The sweltering conditions didn’t matter. This was a see-and-be-seen Austin moment that fans had craved for almost a decade, since Texas last competed for a national title in 2009. “Never underestimate a united Texas,” Del Conte said, calling the publicity “priceless.”
Saturday represented the 17th time Texas had been one of the featured teams on GameDay, but the first in Austin since No. 2 Texas played host to unranked Texas Tech in 2009. The first GameDay appearance in Austin was in 1999, when the Longhorns upset Nebraska.
“We’ve been coming here a long time,” Herbstreit said during the broadcast. “And I’ve never left here thinking the Texas Longhorns have much of a home-field advantage. But now it’s a totally different scene.”
The Silver Spurs started the show with a booming blast from Smokey the Cannon. A couple of handlers placed a No. 9 LSU jersey in front of the cannon, then shot through it. Hopefully, LSU quarterback Joe Burrow didn’t notice that Texas was messing with his jersey.
The Longhorn band entertained at commercial breaks. Drummers pounded on Big Bertha to keep a festive beat. The UT cheerleaders were on hand. So was the Pom Squad.
Bevo relaxed in his pen to the right of the set.
As per GameDay tradition, there were signs everywhere.

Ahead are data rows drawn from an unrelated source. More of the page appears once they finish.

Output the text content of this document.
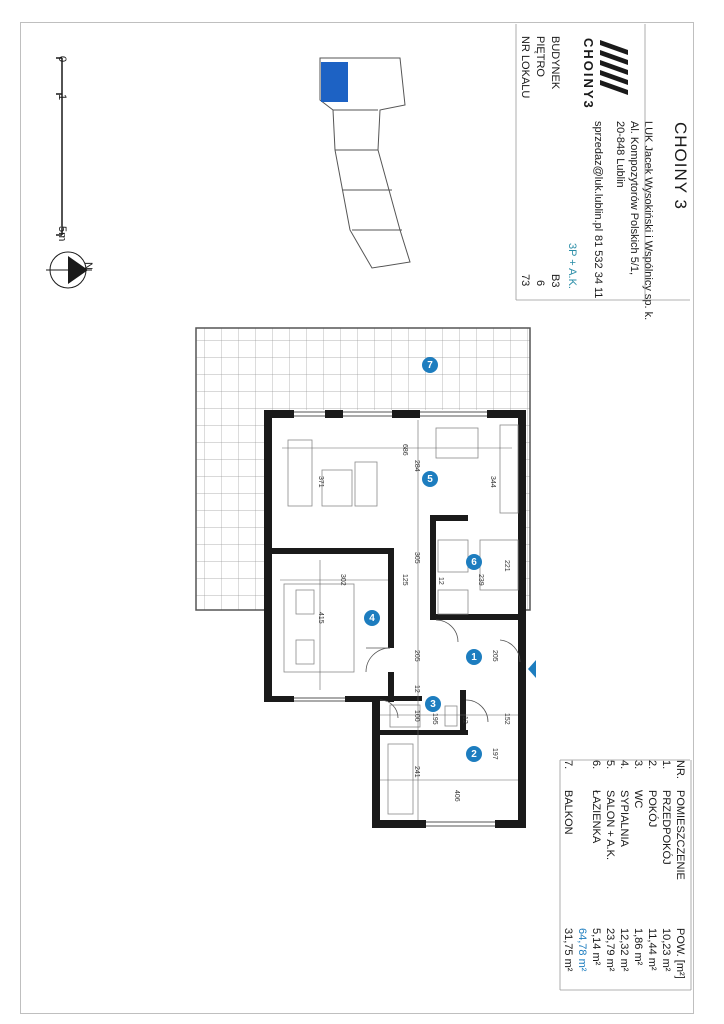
CHOINY 3
LUK Jacek Wysokiński i Wspólnicy sp. k.
Al. Kompozytorów Polskich 5/1,
20-848 Lublin
81 532 34 11
sprzedaz@luk.lublin.pl
3P + A.K.
CHOINY3
BUDYNEK
B3
PIĘTRO
6
NR LOKALU
73

0
1
5m
N
NR.
POMIESZCZENIE
POW. [m²]
1.
PRZEDPOKÓJ
10,23 m²
2.
POKÓJ
11,44 m²
3.
WC
1,86 m²
4.
SYPIALNIA
12,32 m²
5.
SALON + A.K.
23,79 m²
6.
ŁAZIENKA
5,14 m²
64,78 m²
7.
BALKON
31,75 m²
1
2
3
4
5
6
7
686
371
284
344
305
302	125	12	239
221
415
205	205
12
100 195	12	152
197
241
406
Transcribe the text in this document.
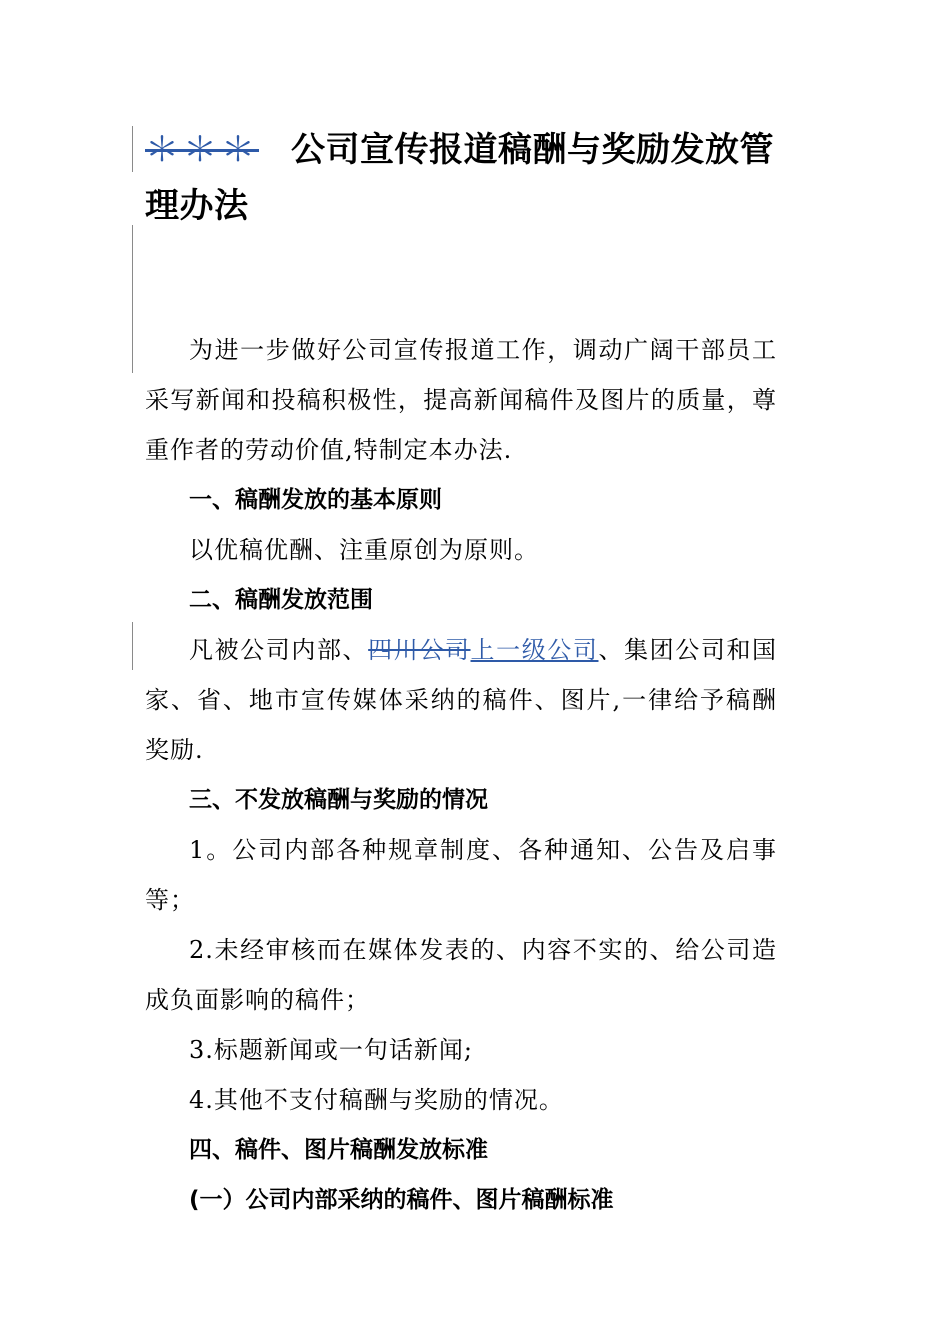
＊＊＊ 公司宣传报道稿酬与奖励发放管理办法

为进一步做好公司宣传报道工作，调动广阔干部员工采写新闻和投稿积极性，提高新闻稿件及图片的质量，尊重作者的劳动价值,特制定本办法.

一、稿酬发放的基本原则

以优稿优酬、注重原创为原则。

二、稿酬发放范围

凡被公司内部、四川公司上一级公司、集团公司和国家、省、地市宣传媒体采纳的稿件、图片,一律给予稿酬奖励.

三、不发放稿酬与奖励的情况

1。公司内部各种规章制度、各种通知、公告及启事等；

2.未经审核而在媒体发表的、内容不实的、给公司造成负面影响的稿件；

3.标题新闻或一句话新闻;

4.其他不支付稿酬与奖励的情况。

四、稿件、图片稿酬发放标准

(一）公司内部采纳的稿件、图片稿酬标准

“Marry me, Sam” said one. Presumably, Longhorns quarterback Sam Ehlinger had his mind on the game. “The New Orleans Saints were robbed.” (LSU fans still were bitter about what happened in the NFL title game.) Lots of placards with “Geaux Home.” There were giant cutout heads of Del Conte, Corso and LSU coach Ed Orgeron, back when he sported a mullet hairstyle.
Noted Longhorns fan and Austin resident Mark Calaway was a featured guest. In pro wrestling, he goes by “The Undertaker.” He took the stage to plumes of fire and pyrotechnic brimstone, throwing up the Hook ’em” sign to the delight of the crowd.
There were some LSU fans in attendance. Wade Martin, a Baton Rouge resident, was in Austin for business. He made sure to bring his giant plush Tiger, which looked more like a real animal than a toy. He’s been bringing it to LSU home games for a decade.
Everyone was there to see Matthew McConaughey, Academy award-winning actor, UT minister of culture and newly announced school professor. His entrance didn’t disappoint. He steered a vintage, burnt-orange Lincoln with a set of longhorns on the grill down Robert Dedman Drive. Speakers were blasting Foghat’s iconic “Slow Ride.”
McConaughey took the stage sporting a brown cowboy hat. His role Saturday was to pick games.
He stayed true to his school. He predicted that Texas “would show grace … in a bloody battle.”
He then thanked LSU, but “we’re going to send you home 29-27 losers.”
Corso donned a Tiger head and picked LSU. McConaughey playfully pulled off the Tiger hat and tossed it off stage as the UT band started the “Eyes of Texas.”
Show over. But it was only the start of a giant Longhorns party.